Privacy-Preserving Deep Learning Based on Multiparty Secure Computation: A Survey

Deep learning (DL) has demonstrated superior success in various of applications, such as image classification, speech recognition, and anomalous detection. The unprecedented performance gain of DL largely depends on tremendous training data, high-performance computation resources, and well-designed model structures. However, privacy concerns raise from such necessities. First, as the training data are usually distributed among multiple parties, directly exposing and collecting such large amount of data could violate the laws especially for private information, such as personal identities, medical records, and financial profiles. Second, locally deploying advantageous computation resources is costly for individual party having partial data. Third, direct release of well-trained model parameters threatens the information about training data or the intellectual property of model owners.
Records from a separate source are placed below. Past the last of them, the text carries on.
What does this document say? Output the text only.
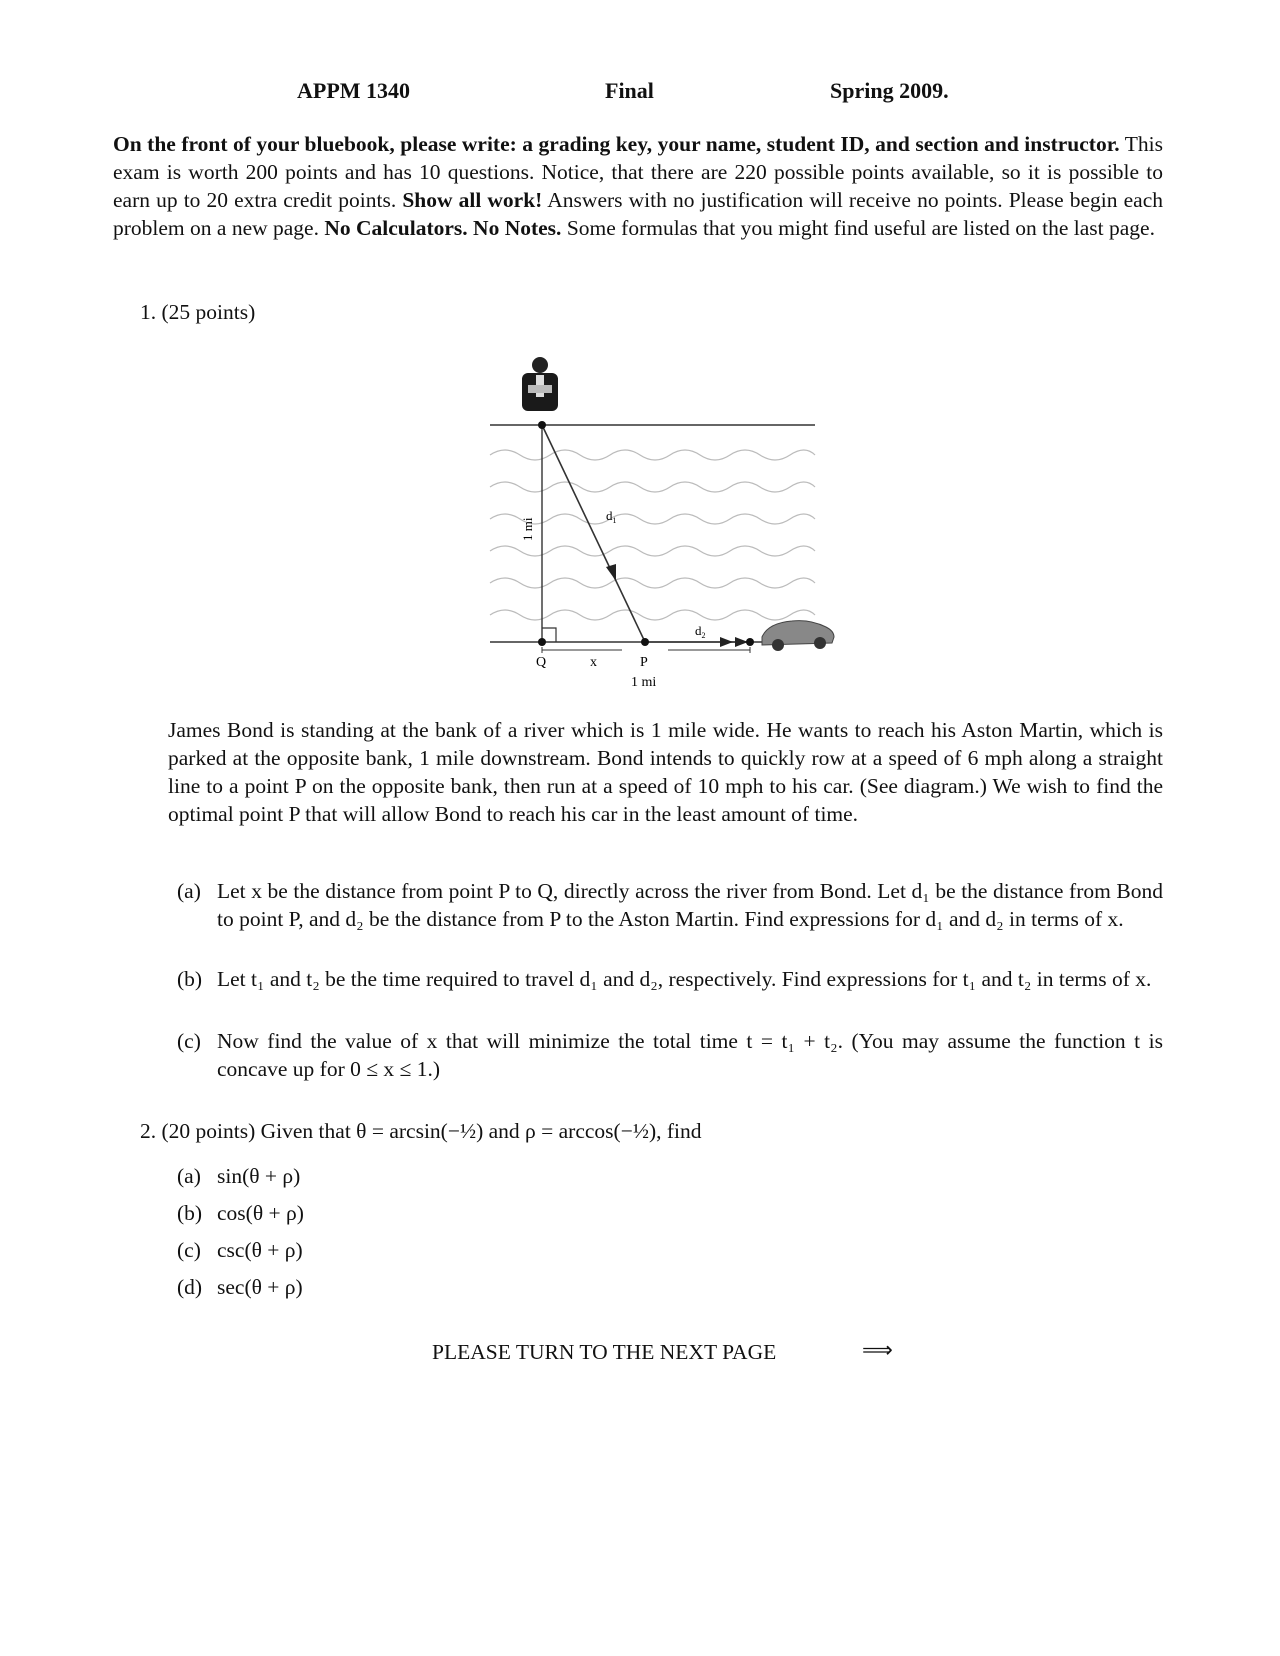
APPM 1340	Final	Spring 2009.
On the front of your bluebook, please write: a grading key, your name, student ID, and section and instructor. This exam is worth 200 points and has 10 questions. Notice, that there are 220 possible points available, so it is possible to earn up to 20 extra credit points. Show all work! Answers with no justification will receive no points. Please begin each problem on a new page. No Calculators. No Notes. Some formulas that you might find useful are listed on the last page.
1. (25 points)
1 mi
$d_1$
$d_2$
Q	x	P
1 mi
James Bond is standing at the bank of a river which is 1 mile wide. He wants to reach his Aston Martin, which is parked at the opposite bank, 1 mile downstream. Bond intends to quickly row at a speed of 6 mph along a straight line to a point P on the opposite bank, then run at a speed of 10 mph to his car. (See diagram.) We wish to find the optimal point P that will allow Bond to reach his car in the least amount of time.
(a) Let x be the distance from point P to Q, directly across the river from Bond. Let d₁ be the distance from Bond to point P, and d₂ be the distance from P to the Aston Martin. Find expressions for d₁ and d₂ in terms of x.
(b) Let t₁ and t₂ be the time required to travel d₁ and d₂, respectively. Find expressions for t₁ and t₂ in terms of x.
(c) Now find the value of x that will minimize the total time t = t₁ + t₂. (You may assume the function t is concave up for 0 ≤ x ≤ 1.)
2. (20 points) Given that θ = arcsin(−½) and ρ = arccos(−½), find
(a) sin(θ + ρ)
(b) cos(θ + ρ)
(c) csc(θ + ρ)
(d) sec(θ + ρ)
PLEASE TURN TO THE NEXT PAGE	⟹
Therefore, individual party prefers outsourcing computation (data) in a secure way to powerful cloud servers such as Microsoft Azure, and how to enable the cloud servers to perform DL algorithms without revealing data owners’ private information and model owners’ valuable parameters is emerging as an urgent task, which is termed as privacy-preserving (outsourcing) DL. In this article, we review the state-of-the-art researches in privacy-preserving DL based on multiparty secure computation with data encryption and summarize these techniques in both training phase and inference phase. Specifically, we categorize the techniques with respect to the linear and nonlinear computations, which are the two basic building blocks in DL. Following a comprehensive overview of each research scheme, we present primary technical hurdles needed to be addressed and discuss several promising directions for future research.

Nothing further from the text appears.